Si intitola “Fare un’anima” ed è un monologo dedicato alla parola meno fashion, meno taggata, meno urlata del momento: anima, appunto. Cos’è? Dov’è? Che forma ha?
Ma il comico, maestro dei tempi scattanti di una battuta, incalza ponendo una domanda assai più stimolante: non è curioso che 61 kg di carne come me abbiano coscienza di sé e del mondo?
La sfida è tutta qui, Giacomo Poretti mette in scena il mistero profondissimo della persona, interrogandosi seriamente da uomo ironico.
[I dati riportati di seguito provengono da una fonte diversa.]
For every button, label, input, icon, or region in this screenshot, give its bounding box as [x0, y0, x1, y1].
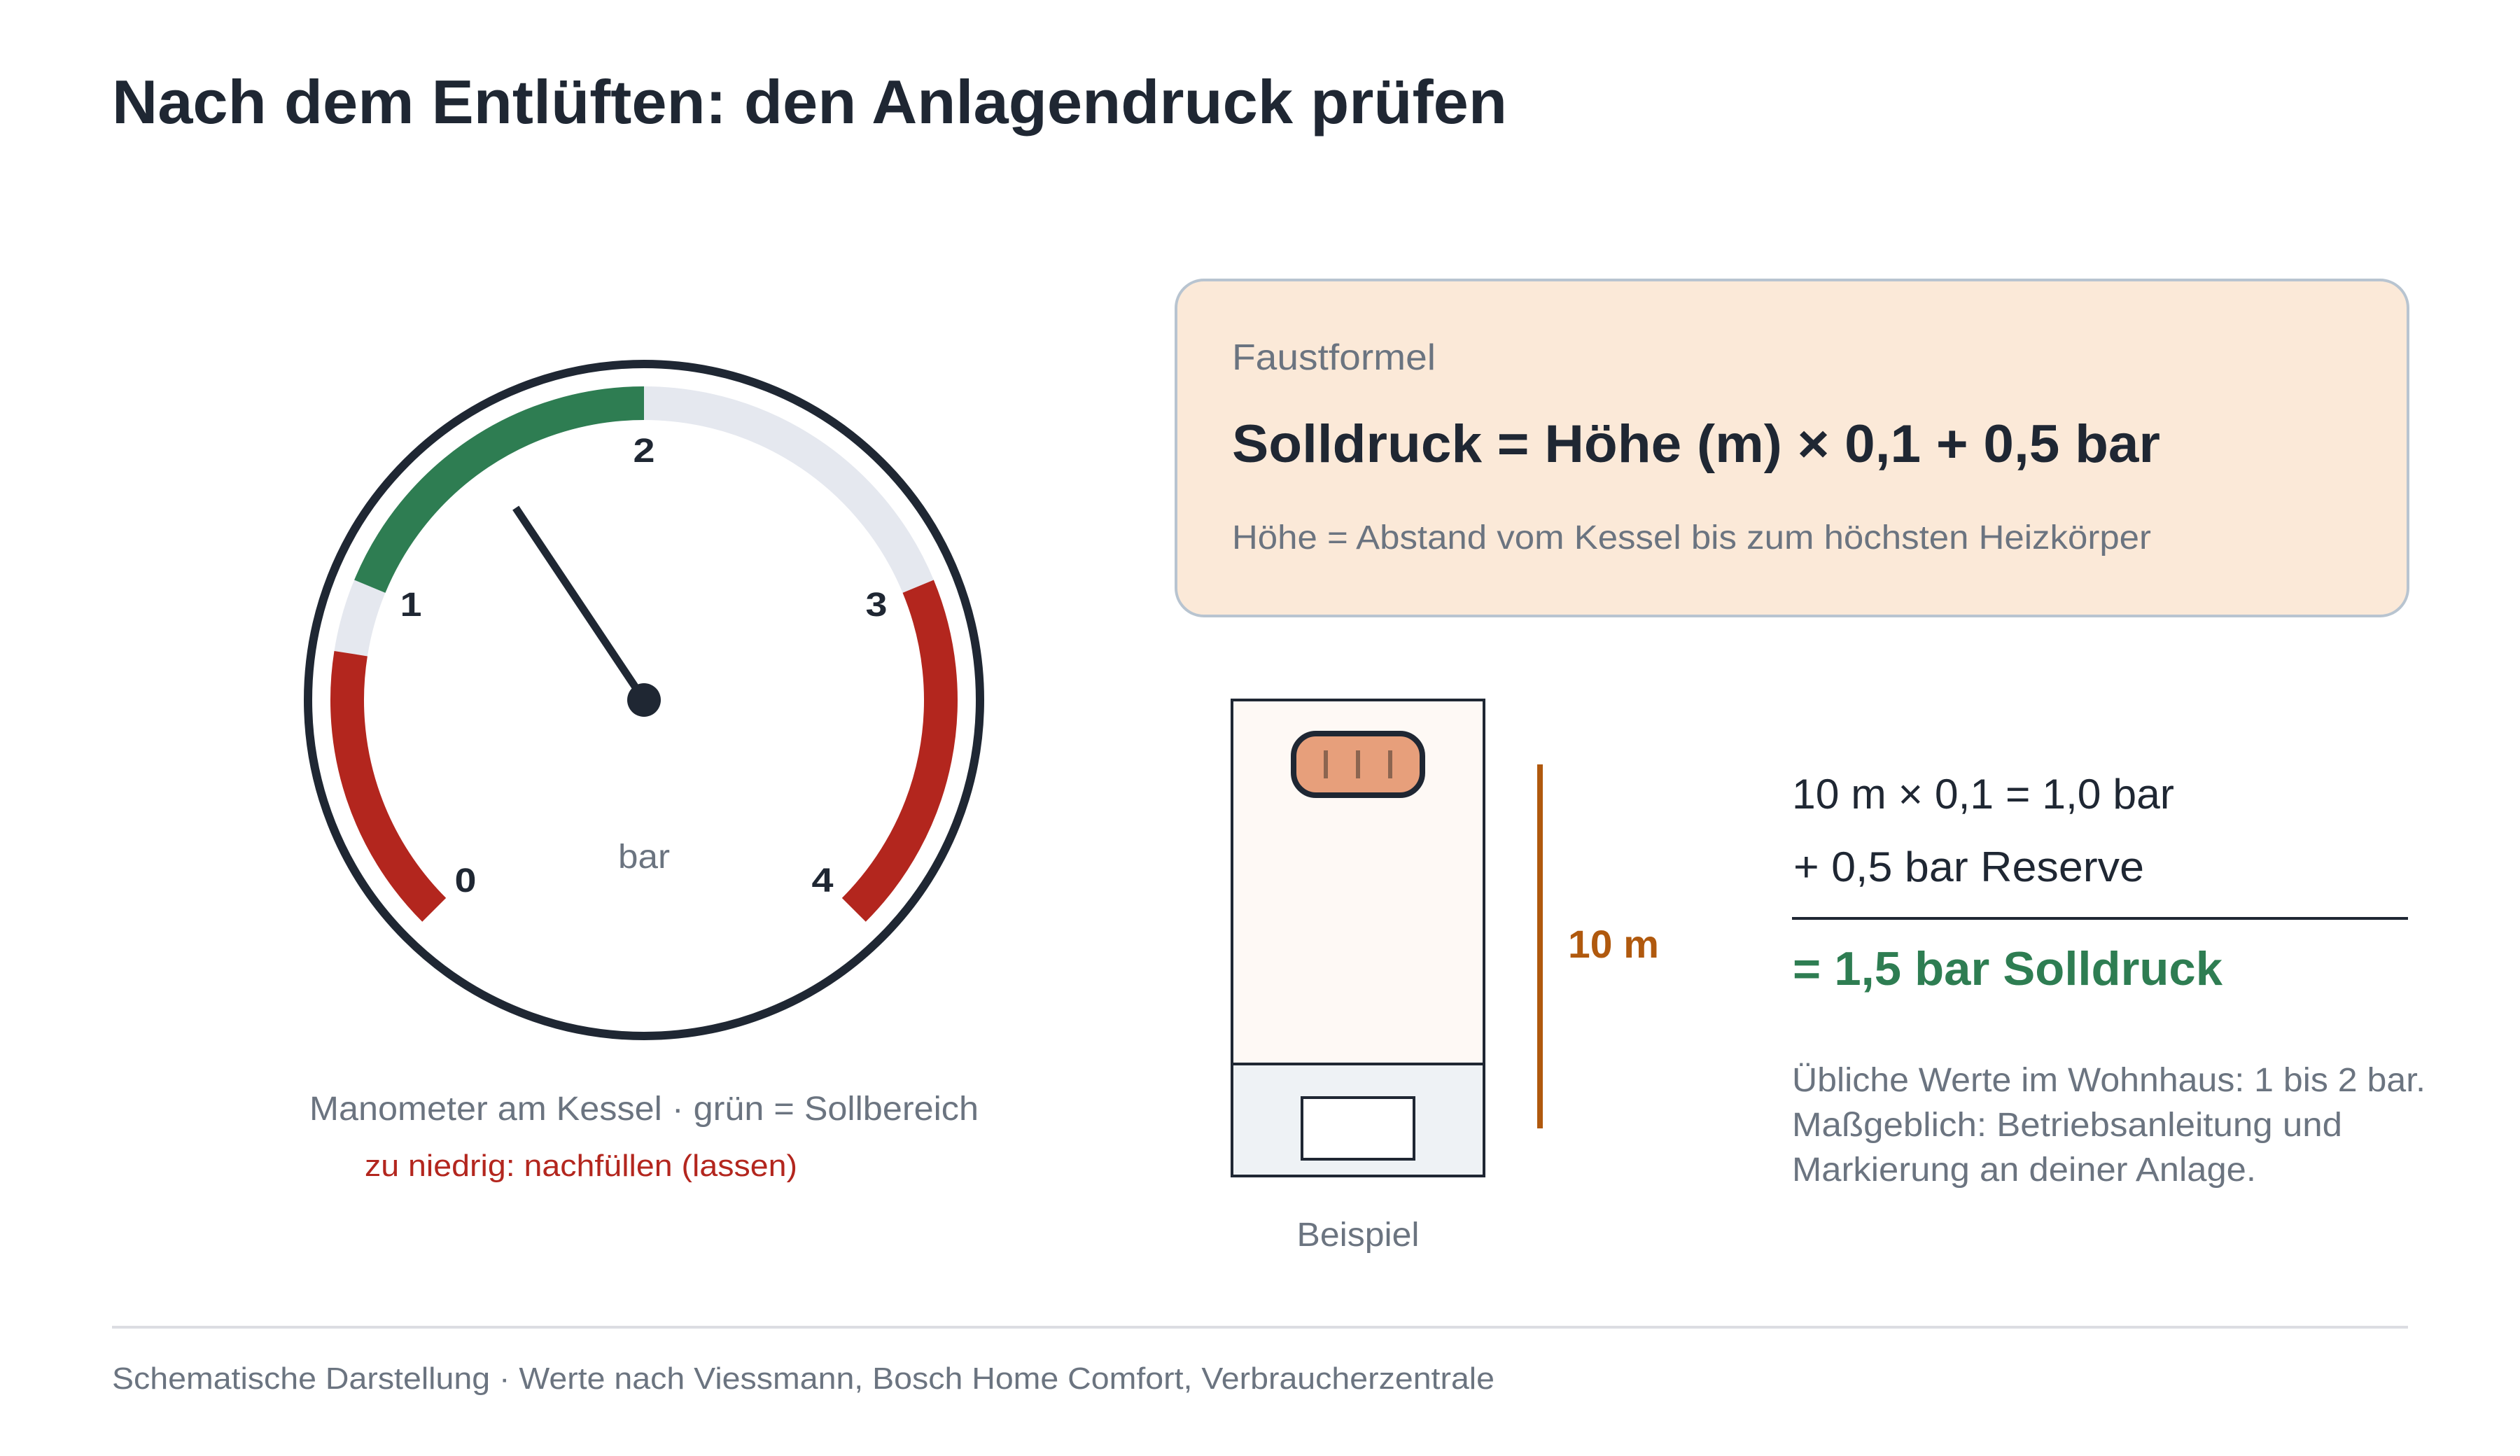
- unit label: bar: [618, 839, 670, 876]
- building basement area: [1232, 1064, 1484, 1176]
- building caption: Beispiel: [1296, 1217, 1420, 1254]
- needle: [516, 508, 644, 700]
- needle hub: [627, 683, 661, 717]
- scale labels: 2: [633, 433, 655, 470]
- result: = 1,5 bar Solldruck: [1793, 942, 2222, 995]
- gauge caption: Manometer am Kessel · grün = Sollbereich: [309, 1091, 979, 1128]
- gauge neutral track: [351, 403, 918, 654]
- title: Nach dem Entlüften: den Anlagendruck prüfen: [112, 67, 1507, 136]
- gauge low red zone: [347, 654, 434, 910]
- icon: boiler: [1302, 1098, 1414, 1159]
- note text: [1792, 1062, 2426, 1189]
- note text: Übliche Werte im Wohnhaus: 1 bis 2 bar.: [1792, 1062, 2426, 1099]
- scale labels: 4: [812, 862, 834, 899]
- panel: pressure gauge: [308, 364, 980, 1036]
- card label: Faustformel: [1232, 337, 1436, 378]
- gauge high red zone: [854, 587, 941, 910]
- panel: rule of thumb card: [1176, 280, 2408, 616]
- building upper floor area: [1232, 700, 1484, 1064]
- note text: Markierung an deiner Anlage.: [1792, 1152, 2256, 1189]
- card background: [1176, 280, 2408, 616]
- note text: Maßgeblich: Betriebsanleitung und: [1792, 1107, 2342, 1144]
- panel: building example: [1232, 700, 1659, 1254]
- gauge dial ring: [308, 364, 980, 1036]
- panel: calculation: [1792, 771, 2426, 1189]
- icon: radiator: [1294, 734, 1422, 795]
- low pressure note: zu niedrig: nachfüllen (lassen): [365, 1149, 797, 1183]
- scale labels: [400, 433, 888, 899]
- sum divider: [1792, 917, 2408, 920]
- height marker line: [1537, 764, 1543, 1128]
- footer source note: Schematische Darstellung · Werte nach Viessmann, Bosch Home Comfort, Verbraucherzentrale: [112, 1362, 1494, 1396]
- formula: Solldruck = Höhe (m) × 0,1 + 0,5 bar: [1232, 414, 2160, 474]
- scale labels: 1: [400, 587, 421, 624]
- gauge green target zone: [370, 403, 644, 587]
- calculation line one: 10 m × 0,1 = 1,0 bar: [1792, 771, 2174, 818]
- scale labels: 3: [865, 587, 888, 624]
- height label: 10 m: [1568, 922, 1659, 966]
- calculation line two: + 0,5 bar Reserve: [1793, 844, 2144, 890]
- scale labels: 0: [455, 862, 476, 899]
- formula explanation: Höhe = Abstand vom Kessel bis zum höchsten Heizkörper: [1232, 519, 2151, 556]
Secoli e secoli di filosofia hanno dibattuto sul concetto di anima, ma il succo fecondo di questi discorsi rischia di essere distante e inascoltato dalla gente comune, che pure è assetatissima – a volte a sua insaputa – di scoprire la radice eterna del nostra creaturalità.
Serve un tramite, il comico; qualcuno che possa traghettare la bellezza dal mondo delle idee al mondo della comunità viva, che va scuola, al bar, sul divano di casa e talvolta s’incanta davanti a un tramonto. Nei nostri momenti di stupore, dolore, gioia, da qualche parte sentiamo sbocciare un “io” che non è carnale e biologico, che palpita, anela … si dilata. L’anima. Si chiede Giacomo:
Come nasce l’anima? Spunta coi dentini da latte? O dopo? Quanto incide una corretta alimentazione a farla crescere? E, nel caso, sarebbe meglio una dieta iperproteica o senza glutine, oppure povera di sodio? Ma l’anima esiste davvero o è una nostra invenzione? E ancora: è una parola da mandare in pensione o i tempi complicati che stiamo attraversando la rendono più che mai ineludibile? (Ibid)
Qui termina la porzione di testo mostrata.